In the Kurdish-dominated east, most are forced to stay at home, unacknowledged by society from the day of their unregistered births. Girls and women account for the vast majority of the 7 million people believed to be illiterate in the predominantly Muslim state. Under Turkey's education minister, Huseyin Celik, this inequity has begun to be addressed.

With the help of UNICEF, some 140,000 girls ages 7 to 13 have been enrolled in school over the past 18 months. The campaign, which started in 10 towns, expanded into 53 of Turkey's 81 provinces last year. "What we have to do is persuade parents about the virtues of education," said Celik, who sees his country's prospective membership of the European Union as a "civilization project." "In those parts of Turkey which are very poor, very medieval, there are officials out there doing this."

Celik recalled trying to persuade a villager from the impoverished southeast to send his daughter to school. "The man declared straight out that 'even if you threaten to kill me, I'd say no.' There were 60 girls in that particular village who were not in school. We sent the mufti [village chief] to tell each of their families why they should go. Now, all 60 are attending classes." Many girls, said the London University-educated politician, are deliberately kept out of the classroom by male relatives who see education as "some form of shame."

Celik does not deny that for him the issue is personal. This son of a railroad worker grew up in Van, a town near the Iranian border, and none of his sisters completed school, although all of his four brothers went on to become "educated men." "Of course, my sisters regret not having a better education; they wish they had finished high school. It is our duty to drag people out of ignorance and into the civilized world. As a government we are determined to stop all forms of discrimination, especially against women. Education for girls is a basic human right."

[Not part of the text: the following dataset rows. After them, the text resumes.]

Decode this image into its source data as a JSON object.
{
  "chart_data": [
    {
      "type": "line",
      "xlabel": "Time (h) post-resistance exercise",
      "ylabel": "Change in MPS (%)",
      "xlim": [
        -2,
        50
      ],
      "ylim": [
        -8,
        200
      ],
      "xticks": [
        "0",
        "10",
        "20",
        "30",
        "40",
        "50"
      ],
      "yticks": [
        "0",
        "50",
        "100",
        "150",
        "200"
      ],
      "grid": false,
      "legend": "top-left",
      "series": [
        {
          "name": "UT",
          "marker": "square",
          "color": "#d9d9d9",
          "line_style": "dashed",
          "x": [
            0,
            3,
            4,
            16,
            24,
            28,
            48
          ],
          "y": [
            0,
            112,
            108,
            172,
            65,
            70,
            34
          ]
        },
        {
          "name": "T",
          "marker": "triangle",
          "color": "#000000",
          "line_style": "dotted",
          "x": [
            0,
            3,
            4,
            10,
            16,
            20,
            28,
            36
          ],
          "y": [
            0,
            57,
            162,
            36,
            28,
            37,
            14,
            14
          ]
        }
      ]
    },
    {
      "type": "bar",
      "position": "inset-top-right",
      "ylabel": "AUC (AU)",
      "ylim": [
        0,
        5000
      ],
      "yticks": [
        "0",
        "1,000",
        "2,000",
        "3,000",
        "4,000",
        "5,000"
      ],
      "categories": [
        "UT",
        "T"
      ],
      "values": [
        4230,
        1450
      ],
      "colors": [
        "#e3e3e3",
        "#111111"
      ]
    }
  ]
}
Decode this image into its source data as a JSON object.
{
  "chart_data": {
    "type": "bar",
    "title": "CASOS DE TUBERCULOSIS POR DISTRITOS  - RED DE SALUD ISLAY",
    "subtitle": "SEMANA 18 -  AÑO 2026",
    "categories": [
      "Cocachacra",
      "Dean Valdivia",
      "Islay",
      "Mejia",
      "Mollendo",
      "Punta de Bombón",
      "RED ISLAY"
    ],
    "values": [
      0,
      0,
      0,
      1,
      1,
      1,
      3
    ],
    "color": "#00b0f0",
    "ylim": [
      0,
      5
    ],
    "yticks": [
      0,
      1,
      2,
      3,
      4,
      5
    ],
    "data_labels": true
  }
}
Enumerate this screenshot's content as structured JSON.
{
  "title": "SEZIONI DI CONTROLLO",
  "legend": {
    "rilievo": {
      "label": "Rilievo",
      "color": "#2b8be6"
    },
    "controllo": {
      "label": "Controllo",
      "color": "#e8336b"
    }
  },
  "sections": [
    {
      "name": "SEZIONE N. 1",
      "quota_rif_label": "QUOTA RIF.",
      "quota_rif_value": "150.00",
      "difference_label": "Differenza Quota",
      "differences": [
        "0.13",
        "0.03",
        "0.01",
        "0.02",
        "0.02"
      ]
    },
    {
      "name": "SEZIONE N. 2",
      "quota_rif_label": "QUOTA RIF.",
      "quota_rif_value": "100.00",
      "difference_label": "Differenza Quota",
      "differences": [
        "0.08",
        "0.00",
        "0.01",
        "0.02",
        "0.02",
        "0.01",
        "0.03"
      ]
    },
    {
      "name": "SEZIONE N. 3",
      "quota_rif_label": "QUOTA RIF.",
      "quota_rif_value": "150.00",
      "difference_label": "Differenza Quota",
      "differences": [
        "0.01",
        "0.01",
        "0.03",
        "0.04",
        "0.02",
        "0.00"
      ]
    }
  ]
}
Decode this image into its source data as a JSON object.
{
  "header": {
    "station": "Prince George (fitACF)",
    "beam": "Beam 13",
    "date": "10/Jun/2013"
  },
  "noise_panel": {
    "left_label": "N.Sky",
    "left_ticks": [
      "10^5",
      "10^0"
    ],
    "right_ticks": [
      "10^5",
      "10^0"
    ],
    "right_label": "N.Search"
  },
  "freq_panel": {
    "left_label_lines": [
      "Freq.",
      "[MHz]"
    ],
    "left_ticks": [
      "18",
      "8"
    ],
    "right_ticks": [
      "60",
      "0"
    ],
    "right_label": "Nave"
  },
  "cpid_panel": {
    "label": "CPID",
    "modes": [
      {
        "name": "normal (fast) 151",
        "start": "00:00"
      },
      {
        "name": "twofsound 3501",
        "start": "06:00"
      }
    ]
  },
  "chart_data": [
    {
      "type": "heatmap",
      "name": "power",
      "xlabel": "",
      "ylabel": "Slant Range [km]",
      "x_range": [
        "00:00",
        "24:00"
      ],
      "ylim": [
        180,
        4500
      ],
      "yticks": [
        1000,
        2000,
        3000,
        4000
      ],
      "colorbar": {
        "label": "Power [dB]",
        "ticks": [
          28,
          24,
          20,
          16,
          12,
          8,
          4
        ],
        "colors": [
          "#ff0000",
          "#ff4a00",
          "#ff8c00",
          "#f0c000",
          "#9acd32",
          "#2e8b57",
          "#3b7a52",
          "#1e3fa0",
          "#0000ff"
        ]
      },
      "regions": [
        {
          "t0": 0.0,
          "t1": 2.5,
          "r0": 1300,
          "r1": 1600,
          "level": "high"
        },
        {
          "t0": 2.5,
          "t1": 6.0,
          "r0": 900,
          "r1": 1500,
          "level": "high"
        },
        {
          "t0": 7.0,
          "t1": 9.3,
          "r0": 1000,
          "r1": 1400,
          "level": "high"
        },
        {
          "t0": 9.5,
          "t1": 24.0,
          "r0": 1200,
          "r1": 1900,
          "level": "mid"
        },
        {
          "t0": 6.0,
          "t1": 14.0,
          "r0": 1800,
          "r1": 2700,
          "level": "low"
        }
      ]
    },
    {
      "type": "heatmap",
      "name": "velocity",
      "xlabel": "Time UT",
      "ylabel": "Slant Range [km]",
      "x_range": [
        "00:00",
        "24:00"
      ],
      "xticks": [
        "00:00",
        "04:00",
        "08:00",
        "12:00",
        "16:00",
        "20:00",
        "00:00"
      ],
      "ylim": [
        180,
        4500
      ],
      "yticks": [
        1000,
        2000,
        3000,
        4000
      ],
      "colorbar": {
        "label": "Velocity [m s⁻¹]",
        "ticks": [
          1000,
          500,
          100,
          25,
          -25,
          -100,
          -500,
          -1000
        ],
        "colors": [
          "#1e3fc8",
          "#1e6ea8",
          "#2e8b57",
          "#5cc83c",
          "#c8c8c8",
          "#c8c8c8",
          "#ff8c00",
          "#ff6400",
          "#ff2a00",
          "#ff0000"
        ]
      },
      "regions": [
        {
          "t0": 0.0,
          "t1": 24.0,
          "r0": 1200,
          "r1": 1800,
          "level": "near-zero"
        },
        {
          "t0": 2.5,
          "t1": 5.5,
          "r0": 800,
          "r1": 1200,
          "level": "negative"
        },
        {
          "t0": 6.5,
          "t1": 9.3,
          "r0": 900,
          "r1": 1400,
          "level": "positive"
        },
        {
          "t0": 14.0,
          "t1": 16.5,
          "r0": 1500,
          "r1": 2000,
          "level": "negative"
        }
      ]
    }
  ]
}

For the first time, Turkey spent more on education than defense last year, allocating 5.5 billion pounds to the sector. Some of the extra funds went toward "encouraging" parents to send their daughters to school. "It's a form of official bribery," Celik admitted. "To encourage poor people to send girls to school, we give 20 million Turkish lira [6 pounds] a month for those in primary school, and 35 million for each child attending secondary school."

"European values" are at the core of the biggest overhaul of Turkish schooling since the modern republic's creation in 1923. With 20 million pupils and students registered at the primary, secondary and university level, Celik said the aim was not only to bring the system in line with European standards but to "democratize and modernize it."

Turkish textbooks, like the country's national curriculum, are viewed as among the most authoritarian and ideological in the world. Recently, schoolchildren began being "taught" democracy in an effort to promote critical thinking in a system that has long favored learning by rote. "There are 43,000 primary and secondary schools in Turkey, and by the end of 2005 we want to have installed Internet connections in all of them," the minister said.

But progress won't be easy. Although the governing, Islamic-rooted AK Party holds sway among traditionalists, cultural and religious barriers remain great. Most of the country's 12 million ethnic Kurds do not speak Turkish. While there is a grudging acceptance that education can benefit families economically, many fathers resist sending daughters to school because of the country's ban on females covering their heads in state buildings.